Hiking the Franconia Ridge

Let t=time of sunrise, v=constant speed of Alex and u=constant speed of Bob .

1 . distance that Alex covered from t to 11:00 am = distance Bob covered from 11:00 am to 8:00 pm.

2 . distance that Alex covered from 11:00 am to 3:00 pm = distance Bob covered from t to 11:00 am.

d=vt

3 . from 1 : v(11-t) = u (9) so v/u = 9/(11-t)

4 . from 2 : v(4) = u(11-t) so v/u = (11-t)/4

5 . comparing 3 and 4 : 9/(11-t) = (11-t)/4
36 = (11-t)(11-t)
6=11-t
t= 5 or t=05:00 ot 0+5+0+0=5

Let the distances of each section (before and after meeting) be $a$ and $b$ . Let the speeds be $u$ and $v$ . Let $t$ be the time interval between sunrise and 11 pm.

Then $\begin{cases} a = ut & b = 4u & \text{Alex} \\ b = vt & a = 9v & \text{Bob}\end{cases}$ Equate the equations for $a$ and $b$ : $\begin{cases} ut = 9v & (a) \\ vt = 4u & (b) \end{cases}$ Multiply the two equations: $uvt^2 = 36uv$ and we see that $t = 6$ . The sunrise was at $\boxed{\text{05:00}}$ am.

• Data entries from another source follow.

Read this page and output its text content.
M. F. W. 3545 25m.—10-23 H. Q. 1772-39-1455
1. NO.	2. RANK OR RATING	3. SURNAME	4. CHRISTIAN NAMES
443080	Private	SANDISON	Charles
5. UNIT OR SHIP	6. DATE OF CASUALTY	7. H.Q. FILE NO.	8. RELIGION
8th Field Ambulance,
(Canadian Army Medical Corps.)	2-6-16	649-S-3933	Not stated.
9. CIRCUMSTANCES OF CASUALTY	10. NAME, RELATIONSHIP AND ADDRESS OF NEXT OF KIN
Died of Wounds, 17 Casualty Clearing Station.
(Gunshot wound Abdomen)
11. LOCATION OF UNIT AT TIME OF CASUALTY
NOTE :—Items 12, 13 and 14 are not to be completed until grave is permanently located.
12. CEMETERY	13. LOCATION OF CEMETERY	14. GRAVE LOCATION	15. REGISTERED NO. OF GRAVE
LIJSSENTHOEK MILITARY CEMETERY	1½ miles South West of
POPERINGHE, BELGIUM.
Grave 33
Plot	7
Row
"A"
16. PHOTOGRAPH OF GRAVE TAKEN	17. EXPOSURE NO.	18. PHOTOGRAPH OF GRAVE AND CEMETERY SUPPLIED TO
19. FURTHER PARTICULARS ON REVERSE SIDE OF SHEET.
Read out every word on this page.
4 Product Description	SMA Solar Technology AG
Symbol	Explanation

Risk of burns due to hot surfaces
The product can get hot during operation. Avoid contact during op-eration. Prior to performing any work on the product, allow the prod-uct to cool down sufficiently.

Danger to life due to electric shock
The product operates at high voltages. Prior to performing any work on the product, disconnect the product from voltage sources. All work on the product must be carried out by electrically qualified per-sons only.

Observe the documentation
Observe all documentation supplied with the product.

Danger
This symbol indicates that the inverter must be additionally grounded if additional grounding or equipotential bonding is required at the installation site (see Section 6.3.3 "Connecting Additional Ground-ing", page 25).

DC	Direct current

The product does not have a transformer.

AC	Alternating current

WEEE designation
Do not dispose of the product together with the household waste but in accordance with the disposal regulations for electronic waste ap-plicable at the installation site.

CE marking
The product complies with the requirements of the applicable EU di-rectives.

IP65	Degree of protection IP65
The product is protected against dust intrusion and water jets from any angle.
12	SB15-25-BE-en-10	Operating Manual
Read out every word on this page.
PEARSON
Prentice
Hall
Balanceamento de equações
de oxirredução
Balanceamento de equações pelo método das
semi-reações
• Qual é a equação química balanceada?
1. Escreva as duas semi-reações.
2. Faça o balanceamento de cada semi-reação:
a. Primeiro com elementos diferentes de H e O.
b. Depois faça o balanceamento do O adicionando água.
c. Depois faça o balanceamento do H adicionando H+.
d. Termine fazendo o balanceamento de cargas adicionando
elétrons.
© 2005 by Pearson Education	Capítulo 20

Let $a=$ the distance traveled by one of them before they meet. Let $b=$ the distance traveled by the other before they meet. Then:

$\frac { a }{ 11-x } =\frac { b }{ 4 }$

and

$\frac { a }{ 9 } =\frac { b }{ 11-x }$

We divide the first expression by the other, to get:

${ (11-x) }^{ 2 }=36$

$\therefore \boxed { x=5 }$